I had been taught by priests in secondary school in Newry and having several aunts who were priests’ housekeepers, the figure of the priest was familiar to me. The priests who crossed my path were benign if inter-personally distant figures in my life. Career choices were limited at the time and most people followed family patterns of training and vocational choice. During my time in secondary school, I explored the idea of priestly vocation briefly but then I set it aside.

At twenty-two years old, I was now thinking about life and revisiting my original intentions. When I got around to doing something about it, I chatted to my aunt who was the local parish priest’s housekeeper and asked her to make an appointment for me. The recently arrived parish priest was called Fr Savage. ‘A terrible name for a parish priest’ was the verdict of the bar-stool philosophers in Murtagh’s Bar.
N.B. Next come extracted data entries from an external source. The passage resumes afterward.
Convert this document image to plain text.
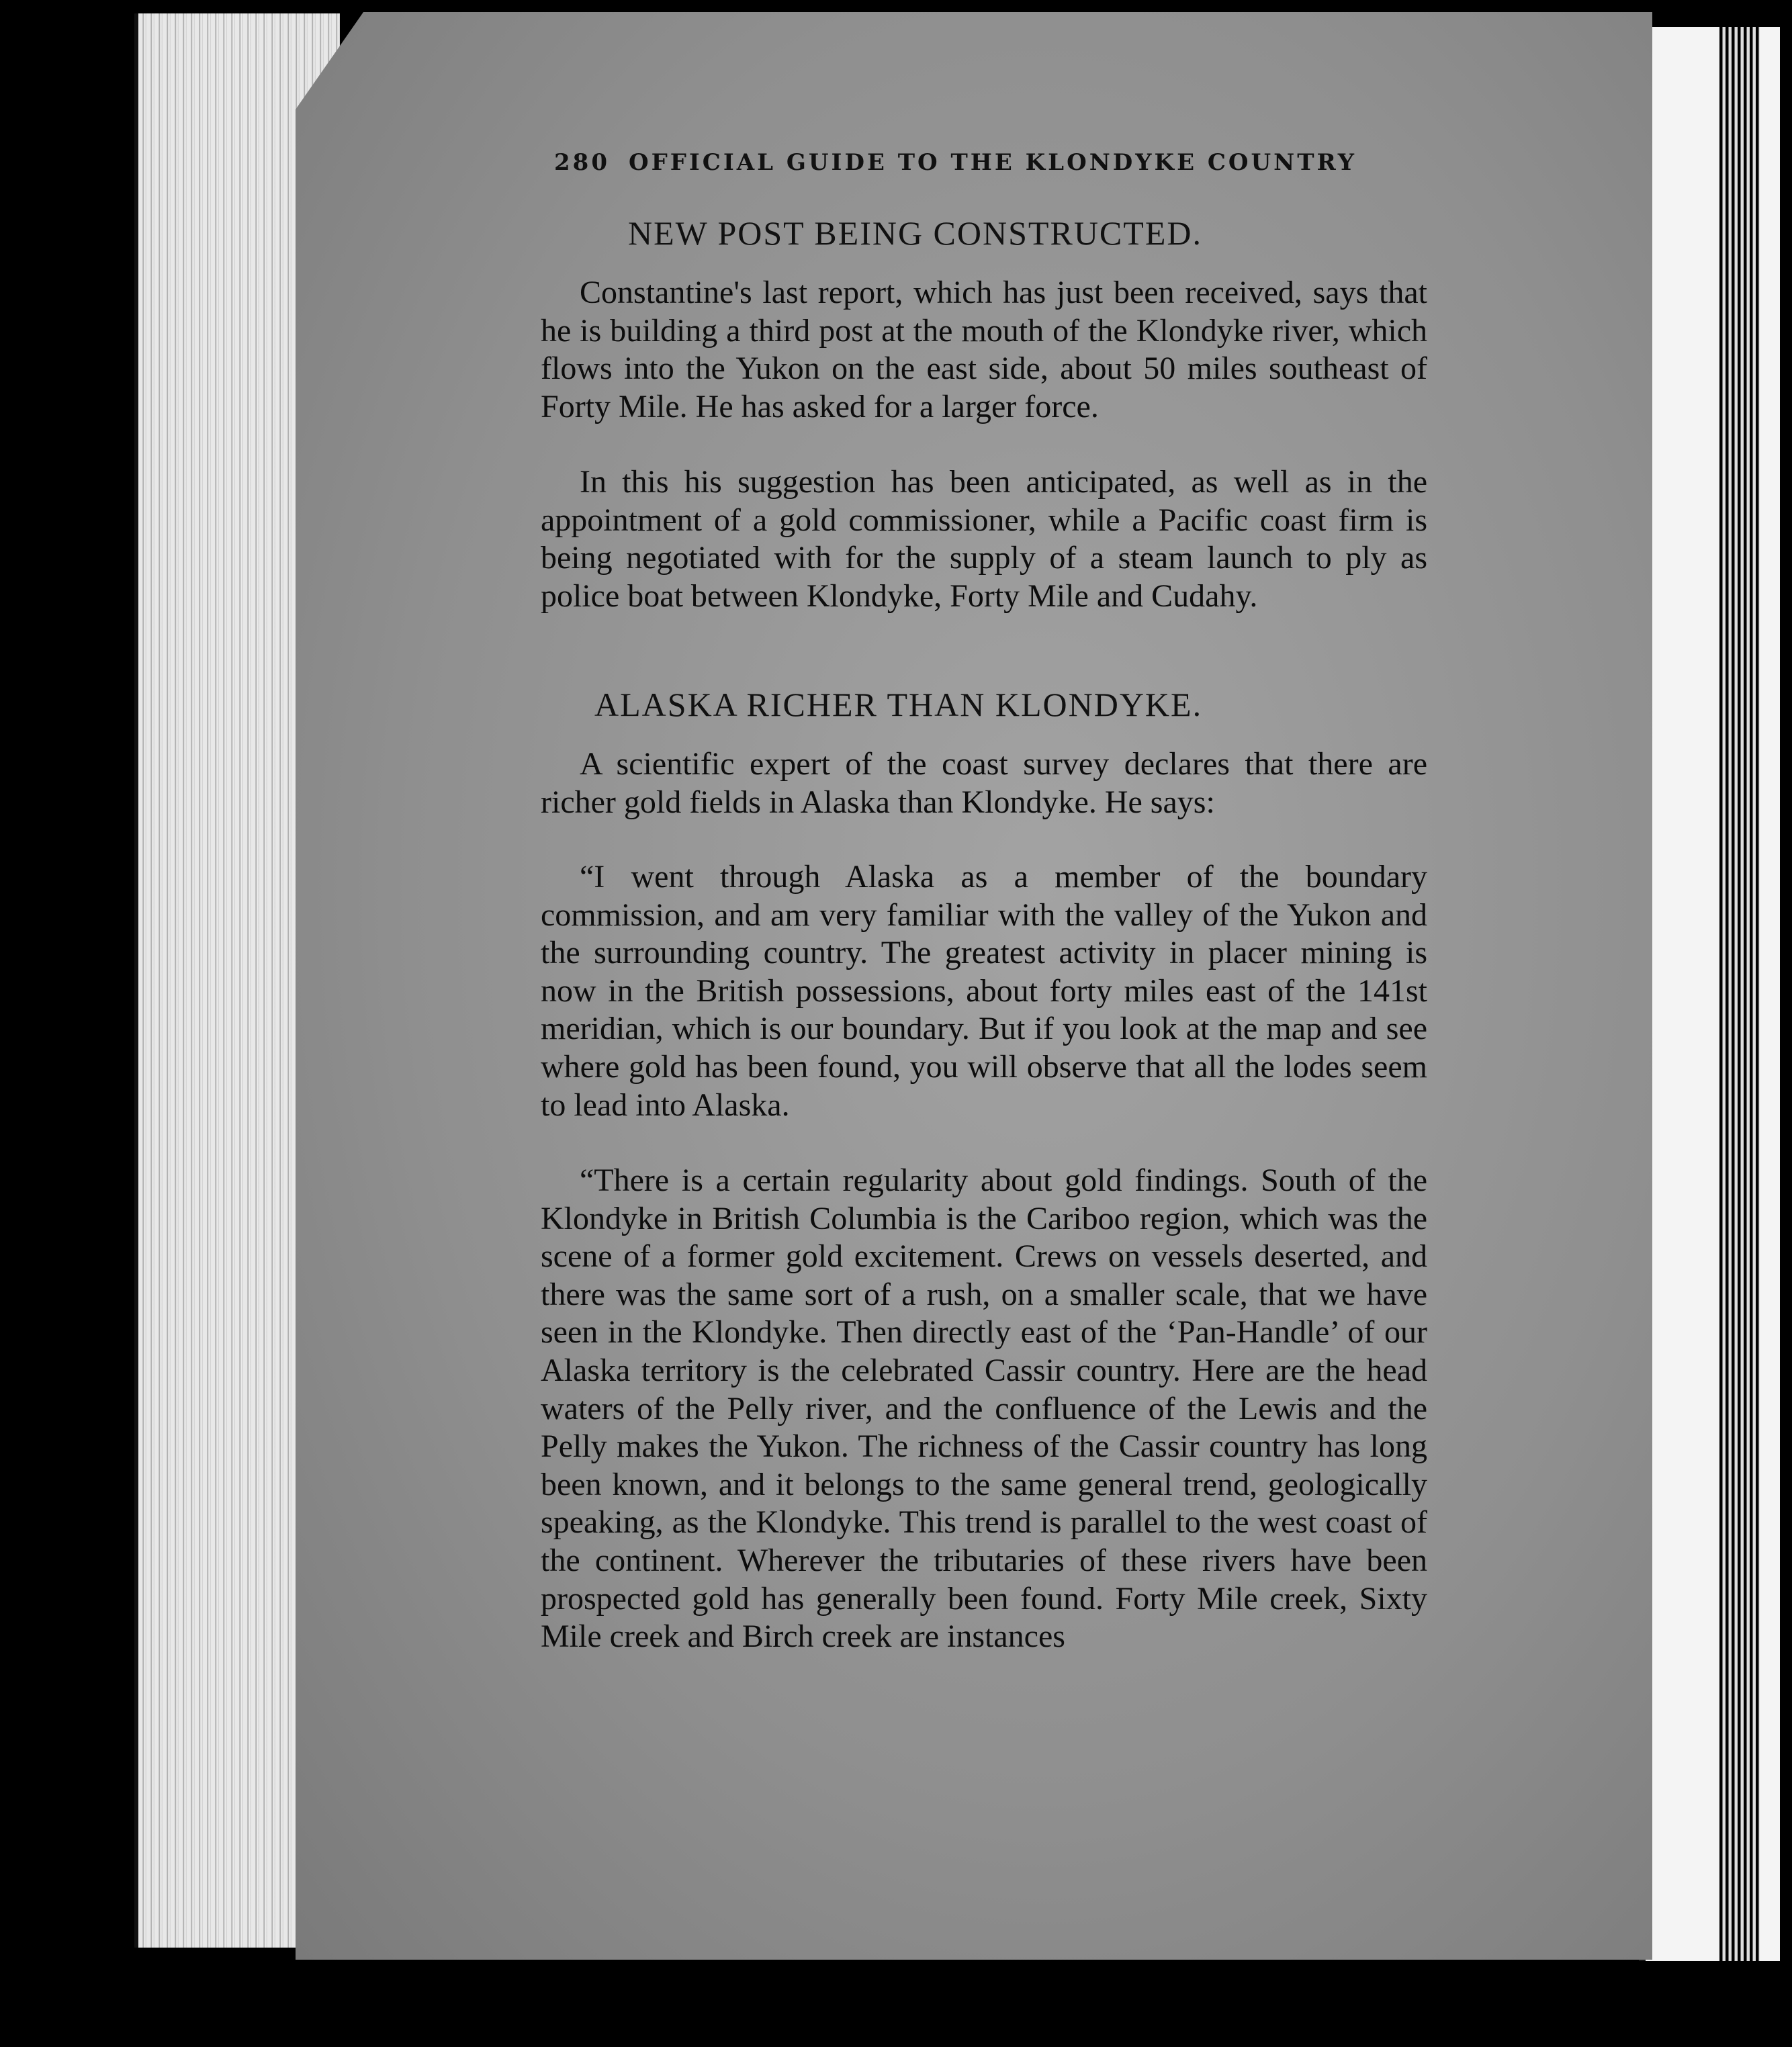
280 OFFICIAL GUIDE TO THE KLONDYKE COUNTRY
NEW POST BEING CONSTRUCTED.
Constantine's last report, which has just been received, says that he is building a third post at the mouth of the Klondyke river, which flows into the Yukon on the east side, about 50 miles southeast of Forty Mile. He has asked for a larger force.
In this his suggestion has been anticipated, as well as in the appointment of a gold commissioner, while a Pacific coast firm is being negotiated with for the supply of a steam launch to ply as police boat between Klondyke, Forty Mile and Cudahy.
ALASKA RICHER THAN KLONDYKE.
A scientific expert of the coast survey declares that there are richer gold fields in Alaska than Klondyke. He says:
“I went through Alaska as a member of the boundary commission, and am very familiar with the valley of the Yukon and the surrounding country. The greatest activity in placer mining is now in the British possessions, about forty miles east of the 141st meridian, which is our boundary. But if you look at the map and see where gold has been found, you will observe that all the lodes seem to lead into Alaska.
“There is a certain regularity about gold findings. South of the Klondyke in British Columbia is the Cariboo region, which was the scene of a former gold excitement. Crews on vessels deserted, and there was the same sort of a rush, on a smaller scale, that we have seen in the Klondyke. Then directly east of the ‘Pan-Handle’ of our Alaska territory is the celebrated Cassir country. Here are the head waters of the Pelly river, and the confluence of the Lewis and the Pelly makes the Yukon. The richness of the Cassir country has long been known, and it belongs to the same general trend, geologically speaking, as the Klondyke. This trend is parallel to the west coast of the continent. Wherever the tributaries of these rivers have been prospected gold has generally been found. Forty Mile creek, Sixty Mile creek and Birch creek are instances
Tomás Ó Sabhaois was how he chose to be known. He was a kindly man who had a charismatic style spirituality and he was an avid fior-Ghael. His sister was a local primary teacher who had taught us Irish before school opening hours in a country school. With the appointment organised, I took to figuring what I might say to him when we met.

Part of my daily routine in those days was foddering cattle in two different farms and I took the opportunity of the tranquillity of the countryside to compose and to practice what I might say. I spoke to the trees and the hedges and eventually settled on my spiel.

The time arrived and I went to the Parochial House for my interview. My aunt brought me in and showed me upstairs to the priest’s sitting room. He was relaxing and watching a television programme called Trom agus Éadrom. This was a ‘heavy and light’ production that ran from 1975 to 1985 and was compered by the genial Liam Ó Murchú.

The parish priest asked me if I minded waiting until the programme ended and I assented. He then turned to me when it was over and asked me, in Irish, if I spoke Irish. ‘An bhfuill aon Gaeilge agat’? His sister had given me both a solid grounding in the language and a love for it and I had attended the Donegal Gaeltacht over several summers in the early 1970s. I had then taken it to ‘O’ Level standard at secondary school and begun studies to ‘A’ level in it.
My mind however was not in gear for thinking ‘as Gaeilge’ and I stumbled through my self-deprecatory reply to his question, ‘beaganín’ ‘a little bit’. ‘Beaganín’ was enough for him and he continued to speak to me in Irish, making the usual small talk that oils such formalities and introductions. I was finding the going ‘trom’ or heavy, resurrecting my school-book Irish from the recesses of my memory.

Eventually, he switched back to ‘eatrom’ and we continued in English. ‘So what did you want to see me about?’ he asked. I then drew a blank. The spiel that I had repeated to the bushes so many times and which I had polished and practised simply deserted me. I could think neither in English or in Irish for a few moments. I composed myself however, and stumbled through some sort of unrehearsed explanation.

Some weeks later, I was in Armagh to meet another avid Gaeilegeoir, Cardinal Tomás Ó Fiaich who was to interview me for acceptance to the diocese as a trainee priest. He asked me my name and address and immediately lit up when he heard that I was from ‘Cross’. He remembered my late granduncle, Luke Murtagh, the founding father, sitting outside the family pub in North Street. I had attended primary school in Anamar, his home townland. Interview over immediately. I found myself, some months later, in September 1980, heading for that mysterious place so associated with Irish Priesthood, Maynooth.